In this case the attorney received from a financial institution an announcement and form of contract offering to pay him a finder's fee of 2% of the monies which his clients (some of whom may be executors or trustees) invest in savings accounts or savings certificates as a result of the attorney's recommendation of that
particular institution.
    In our Opinion 12, 86 N.J.L.J. 621 (1963) we held that title insurance rebates belong to the client and the attorney may keep the rebate only if he obtains the consent of his client after full
disclosure. To the same general effect see A.B.A. Comm. on Professional Ethics, Opinion 304 (1962).
        Former Canon 38 of the Canons of Professional Ethics of the American Bar Association provides as follows:
         38. Compensation, Commissions and Rebates
            A lawyer should accept no compensation, commissions, rebates or other advantages from others without the knowledge and consent of his client after full disclosure.

    The Code of Professional Ethics was adopted by the American Bar Association on August 12, 1969, to become effective for American Bar Association members on January 1, 1970. The Code has not been adopted by the Supreme Court of New Jersey, but we review it as persuasive authority. Section EC 2-21 provides as follows:
            A lawyer should not accept compensation or anything of value incident to his employment or services from one other than his client without the knowledge and consent of his client after full disclosure.
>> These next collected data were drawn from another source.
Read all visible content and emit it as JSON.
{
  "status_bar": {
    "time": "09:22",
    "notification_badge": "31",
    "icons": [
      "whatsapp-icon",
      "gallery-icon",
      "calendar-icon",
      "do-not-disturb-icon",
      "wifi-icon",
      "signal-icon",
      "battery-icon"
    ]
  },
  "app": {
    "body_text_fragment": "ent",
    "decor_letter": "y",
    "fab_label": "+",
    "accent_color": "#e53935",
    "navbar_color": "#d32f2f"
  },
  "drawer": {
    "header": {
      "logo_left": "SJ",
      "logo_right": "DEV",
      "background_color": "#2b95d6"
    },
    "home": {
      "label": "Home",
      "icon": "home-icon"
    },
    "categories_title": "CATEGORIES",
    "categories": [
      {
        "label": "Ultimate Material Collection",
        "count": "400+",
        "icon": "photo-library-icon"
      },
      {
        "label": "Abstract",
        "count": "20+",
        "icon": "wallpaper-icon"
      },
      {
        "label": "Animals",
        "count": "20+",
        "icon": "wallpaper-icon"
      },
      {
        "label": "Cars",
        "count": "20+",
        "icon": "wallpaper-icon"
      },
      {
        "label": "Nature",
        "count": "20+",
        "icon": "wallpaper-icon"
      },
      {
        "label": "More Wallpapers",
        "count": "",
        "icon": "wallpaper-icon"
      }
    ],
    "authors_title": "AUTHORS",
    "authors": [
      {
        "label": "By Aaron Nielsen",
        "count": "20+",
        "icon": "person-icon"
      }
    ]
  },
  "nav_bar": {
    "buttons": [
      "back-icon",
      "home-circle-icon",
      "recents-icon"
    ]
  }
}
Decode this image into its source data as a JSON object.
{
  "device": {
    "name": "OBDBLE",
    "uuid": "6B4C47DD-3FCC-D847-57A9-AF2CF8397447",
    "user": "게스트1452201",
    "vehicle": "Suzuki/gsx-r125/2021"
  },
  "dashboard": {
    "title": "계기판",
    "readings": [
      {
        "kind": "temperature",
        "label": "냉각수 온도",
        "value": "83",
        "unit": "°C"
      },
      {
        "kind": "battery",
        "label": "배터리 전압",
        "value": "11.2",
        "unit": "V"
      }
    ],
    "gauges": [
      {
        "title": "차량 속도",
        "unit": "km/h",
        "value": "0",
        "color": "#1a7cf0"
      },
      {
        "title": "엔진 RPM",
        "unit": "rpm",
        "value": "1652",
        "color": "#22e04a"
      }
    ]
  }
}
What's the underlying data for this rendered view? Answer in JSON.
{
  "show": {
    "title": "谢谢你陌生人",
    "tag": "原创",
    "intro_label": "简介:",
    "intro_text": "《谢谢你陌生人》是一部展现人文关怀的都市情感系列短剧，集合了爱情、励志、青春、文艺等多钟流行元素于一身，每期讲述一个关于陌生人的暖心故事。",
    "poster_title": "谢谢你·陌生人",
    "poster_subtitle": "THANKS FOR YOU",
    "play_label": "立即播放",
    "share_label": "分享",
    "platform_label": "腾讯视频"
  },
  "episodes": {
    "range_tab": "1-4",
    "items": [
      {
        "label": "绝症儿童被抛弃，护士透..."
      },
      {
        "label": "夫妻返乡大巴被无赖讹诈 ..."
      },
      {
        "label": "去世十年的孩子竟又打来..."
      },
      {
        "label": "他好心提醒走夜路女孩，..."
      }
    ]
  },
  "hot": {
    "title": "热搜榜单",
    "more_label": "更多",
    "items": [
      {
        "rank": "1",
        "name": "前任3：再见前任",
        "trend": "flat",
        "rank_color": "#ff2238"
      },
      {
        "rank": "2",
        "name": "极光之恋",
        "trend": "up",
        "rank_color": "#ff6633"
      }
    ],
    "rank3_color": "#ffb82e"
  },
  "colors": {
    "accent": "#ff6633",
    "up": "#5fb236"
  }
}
    Section DR 5-107 provides as follows:

        DR 5-107. Avoiding Influence by Others Than the Client.

        (A) Except with the consent of his client after full         disclosure, a lawyer shall not:

            (1) Accept compensation for his legal services from one other than his client.

            (2) Accept from one other than his client anything of value related to his representation of, or his employment by his client.

Drinker, Legal Ethics 96-97 (1953), states:

            Two different principles are involved in the application of this Canon: first, that a lawyer shall receive no secret remuneration from the other side; second, that he must not, by accepting or bargaining for any compensation from the other side, even if fully disclosed to his client, put himself in a position which will interfere with his wholehearted duty to his client.

            Full disclosure to the client solves the first difficulty unless it be that the party might not pay the commission if he thought it would go to the client, which would be solved by disclosure to the payor. In this connection, however, the committees have not always analyzed clearly the effect of the lawyer's turning over, or crediting, a commission to his client, apparently regarding this as splitting a fee with a layman in violation of Canon 34. Such, however, is not the case. Where the situation is such that the lawyer might keep it without its affecting his undivided zeal to serve his client, the fact that he gets it should unquestionably affect the size of his fee. Also, whatever he receives from others in the service of his client properly belongs to the client, to be payable to the client or credited against the lawyer's retainer or fee, whether he is employed only for the particular service, on an annual retainer, or on a full-time salary.

    The Committee feels that, in answer to questions 1 and 2, a lawyer may recommend that clients' funds be invested in savings accounts, etc. where a finder's fee would be paid by an institution, provided full disclosure is made to his clients and full and knowledgeable consent is given by the clients.
    The Committee feels that, in answer to question 3, a lawyer must either turn over to the clients the finder's fee, or account to or credit to his clients the amount of the rebate, or fee, since whatever he receives from others in the service of his clients properly belongs to the clients. To the same general effect, see
A.B.A. Comm. on Professional Ethics, Informal Opinion C-680 (1963); N.Y. County Lawyers Assn., Committee on Professional Ethics, Opinion 282 (1930); Wise, Legal Ethics 114 (1966).